Under the proposals now being considered by the Office of the Deputy Prime Minister, developers would gain planning approval for an area, rather than outline permission followed by detailed planning permission for specific schemes.
The only drawback for developers is that they would have to meet strict environmental and design standards to get the go-ahead.
Prescott's aim is to speed up the delivery of the government's housebuilding programme, which aims to provide 200,000 homes in the South-east by 2016.
Prescott, speaking this week at the Better Buildings Summit in central London, said the Office of the Deputy Prime Minister was working on the details now.
He told Building: "Instead of saying you have got to apply every time for a planning permission you get a code or a masterplan for a bigger area. This will allow for quicker planning decisions and also a higher quality of design."
He said that he would say more about what was planned as soon as his officials had finalised the details.
Tony Burton, National Trust director of policy and strategy and a former member of the urban taskforce, said the idea had been considered for some time. He said: "The whole issue is linked to producing good enough masterplans, with a tight framework and lots of detail."
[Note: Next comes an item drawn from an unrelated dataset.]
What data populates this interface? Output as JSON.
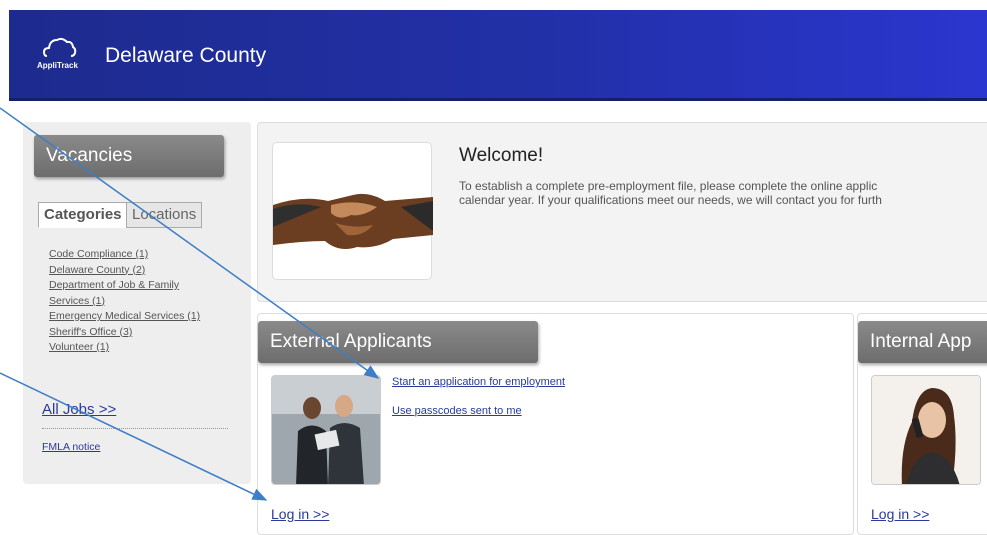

A source close to architectural watchdog CABE, however, raised concerns about the concept of a "masterplan". The source said: "There is no specific definition of what a masterplan is. It is OK if the parties working on the scheme are all in agreement but otherwise it can be quite a slippery concept."
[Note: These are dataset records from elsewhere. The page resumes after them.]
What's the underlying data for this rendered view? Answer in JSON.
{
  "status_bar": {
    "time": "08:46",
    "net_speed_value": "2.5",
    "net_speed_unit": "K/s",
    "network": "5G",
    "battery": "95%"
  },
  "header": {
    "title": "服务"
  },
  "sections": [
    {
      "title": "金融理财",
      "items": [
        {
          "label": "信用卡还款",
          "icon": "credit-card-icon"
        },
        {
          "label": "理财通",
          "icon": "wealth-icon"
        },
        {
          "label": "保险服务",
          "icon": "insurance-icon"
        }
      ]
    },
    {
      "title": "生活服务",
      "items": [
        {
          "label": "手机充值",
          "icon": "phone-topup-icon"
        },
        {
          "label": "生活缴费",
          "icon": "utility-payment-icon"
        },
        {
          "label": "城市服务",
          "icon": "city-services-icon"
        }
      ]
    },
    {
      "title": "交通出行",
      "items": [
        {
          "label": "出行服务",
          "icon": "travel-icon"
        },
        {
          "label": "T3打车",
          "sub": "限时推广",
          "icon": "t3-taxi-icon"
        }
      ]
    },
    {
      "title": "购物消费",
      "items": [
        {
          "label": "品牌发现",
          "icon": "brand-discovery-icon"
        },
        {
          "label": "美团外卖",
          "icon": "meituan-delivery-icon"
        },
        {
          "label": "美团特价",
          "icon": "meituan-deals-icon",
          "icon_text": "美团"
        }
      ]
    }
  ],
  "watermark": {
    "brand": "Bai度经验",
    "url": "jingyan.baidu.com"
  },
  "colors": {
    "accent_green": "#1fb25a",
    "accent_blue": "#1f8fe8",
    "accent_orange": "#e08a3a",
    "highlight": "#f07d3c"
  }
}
The planning system is a two-stage operation at the moment: first developers must seek outline planning consent for land to be developed. If that is granted, detailed planning consent must be obtained for a specific scheme.
Prescott also revealed at the Better Building conference, sponsored by the DTI, Department for Environment, Food and Rural Affairs and the ODPM, that the term "key worker" would be redefined to include all public sector workers.